More outlets than ever need content but millions more writers are also clamoring to fill those needs, often without pay.

Despite the low market value of writing itself, an entire cottage industry has sprung up to support the self-publishing community with marketing, editing, cover design, book formatting, coaching, etc. Although I don’t have verifiable proof, I firmly believe most authors pay more to these support businesses than readers pay to authors for their books.

Don’t forget Bezos, who’s done just fine servicing authors.

Remember the dollar/word I made in 1995? More than a quarter century later, here’s a link to top-paying markets for freelancers. Fifty cents is about the max you can expect today. Some are down to a penny or dime/word, same rates as when I started.

Yet the gallon of gas that was $1.15 in 1995 now costs $4.

Factor in the disaster of 2020 and writing incomes dropped further. According to the Authors Guild, “…by January [2021], over two thirds [of writers surveyed] had lost a significant portion of their income—almost half of their pre-pandemic incomes on average—due to the loss of freelance journalism work, speaking engagements and teaching jobs, as well as low book sales due to bookstore closures.”

Highly respected writing/marketing guru Jane Friedman never shrinks from shining a light on cold, hard reality. She tackles the uncomfortable subject of current author earnings in this post.

Jacquie the successful travel journalist is no doubt spinning in her grave. The nice living that she once made as a freelancer nowadays translates more accurately to the revenue from your kid’s lemonade stand.

There are more authors with 15-year-old Subarus than chauffeur-driven limos.

I don’t mean to be a Debbie Downer but that’s the reality of the profession we’ve chosen.

Yet…there are other forms of payment.

“Your character totally captured how I felt.”

 “I could see the place like I was right there.”

“I’m a crusty old Marine but your story brought tears to my eyes.”

“I’m disabled and don’t get out much.
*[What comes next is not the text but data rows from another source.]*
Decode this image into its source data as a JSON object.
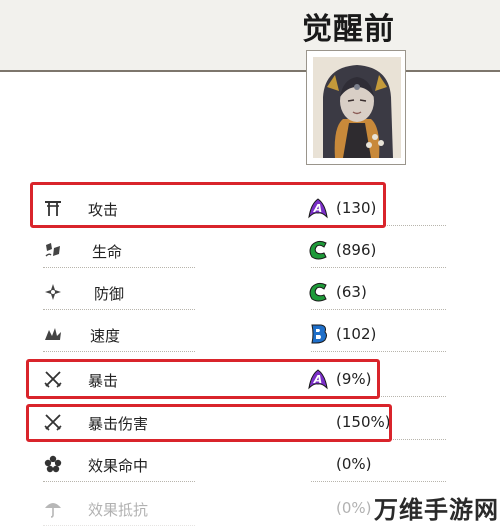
{
  "header": {
    "title": "觉醒前"
  },
  "stats": [
    {
      "icon": "torii-gate-icon",
      "name": "攻击",
      "rank": "A",
      "rank_color": "#7a2fc7",
      "value": "(130)"
    },
    {
      "icon": "heart-life-icon",
      "name": "生命",
      "rank": "C",
      "rank_color": "#1e9a39",
      "value": "(896)"
    },
    {
      "icon": "shield-defense-icon",
      "name": "防御",
      "rank": "C",
      "rank_color": "#1e9a39",
      "value": "(63)"
    },
    {
      "icon": "speed-wings-icon",
      "name": "速度",
      "rank": "B",
      "rank_color": "#1f6fc9",
      "value": "(102)"
    },
    {
      "icon": "crossed-swords-icon",
      "name": "暴击",
      "rank": "A",
      "rank_color": "#7a2fc7",
      "value": "(9%)"
    },
    {
      "icon": "crossed-swords-icon",
      "name": "暴击伤害",
      "rank": "",
      "rank_color": "",
      "value": "(150%)"
    },
    {
      "icon": "flower-effect-icon",
      "name": "效果命中",
      "rank": "",
      "rank_color": "",
      "value": "(0%)"
    },
    {
      "icon": "umbrella-resist-icon",
      "name": "效果抵抗",
      "rank": "",
      "rank_color": "",
      "value": "(0%)"
    }
  ],
  "highlight_color": "#d9242b",
  "watermark": "万维手游网"
}
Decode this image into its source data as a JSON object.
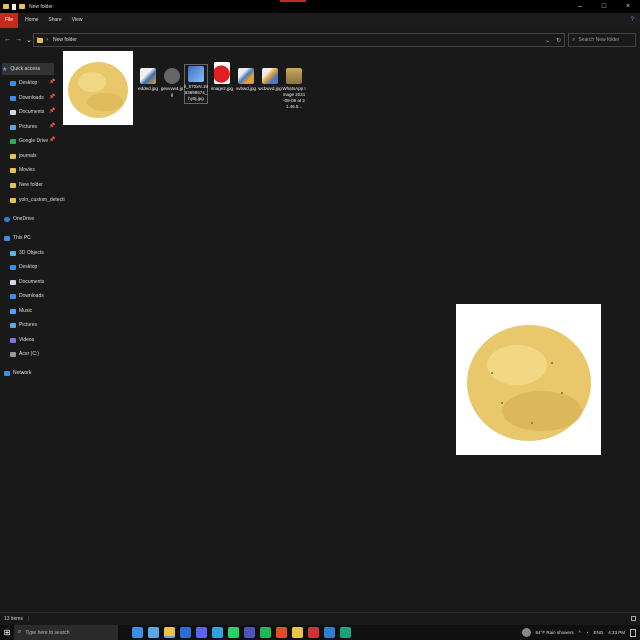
{
  "titlebar": {
    "title": "New folder",
    "controls": [
      "–",
      "□",
      "×"
    ]
  },
  "ribbon": {
    "tabs": [
      "File",
      "Home",
      "Share",
      "View"
    ],
    "help": "?"
  },
  "address": {
    "back": "←",
    "forward": "→",
    "recent": "⌄",
    "up": "↑",
    "crumb_sep": "›",
    "crumb": "New folder",
    "dropdown": "⌄",
    "refresh": "↻",
    "search_placeholder": "Search New folder"
  },
  "nav": {
    "quick_access": "Quick access",
    "quick_items": [
      "Desktop",
      "Downloads",
      "Documents",
      "Pictures",
      "Google Drive",
      "journals",
      "Movies",
      "New folder",
      "yolo_custom_detecti"
    ],
    "onedrive": "OneDrive",
    "this_pc": "This PC",
    "pc_items": [
      "3D Objects",
      "Desktop",
      "Documents",
      "Downloads",
      "Music",
      "Pictures",
      "Videos",
      "Acer (C:)"
    ],
    "network": "Network",
    "pin": "📌"
  },
  "files": [
    {
      "name": ""
    },
    {
      "name": "edded.jpg"
    },
    {
      "name": "gevvvw4.jpg"
    },
    {
      "name": "il_570xN.1963699574_hy9j.jpg"
    },
    {
      "name": "image2.jpg"
    },
    {
      "name": "vvbwd.jpg"
    },
    {
      "name": "wcbwvd.jpg"
    },
    {
      "name": "WhatsApp Image 2021-08-09 at 21.46.5..."
    }
  ],
  "status": {
    "count": "13 items",
    "sep": "|"
  },
  "taskbar": {
    "search_placeholder": "Type here to search",
    "weather": "84°F  Rain showers",
    "lang": "ENG",
    "time": "4:23 PM"
  },
  "colors": {
    "accent": "#c42b1c",
    "folder": "#e8c34a",
    "potato": "#e8c86a"
  }
}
Your books make me forget my troubles for a little while.”

“Your book kept me up all night. I couldn’t put it down.”

How much are the above reader comments worth?

Well, they won’t buy a new laptop or pay for a research trip to Greece.

But there’s something about making that connection with readers that feeds my soul.

This year, I’ve concentrated more on marketing than in the past and book sales are gradually rising. But I’m not ready to sign a contract for a riverfront condo yet.

Meanwhile, I continue to treat writing as a profession, working as hard for unpaid stories as I do for paid ones.

Will I keep writing even though the pay is lousy?



TKZers: Would you keep writing if you never got paid? What’s the best reader comment you’ve ever received?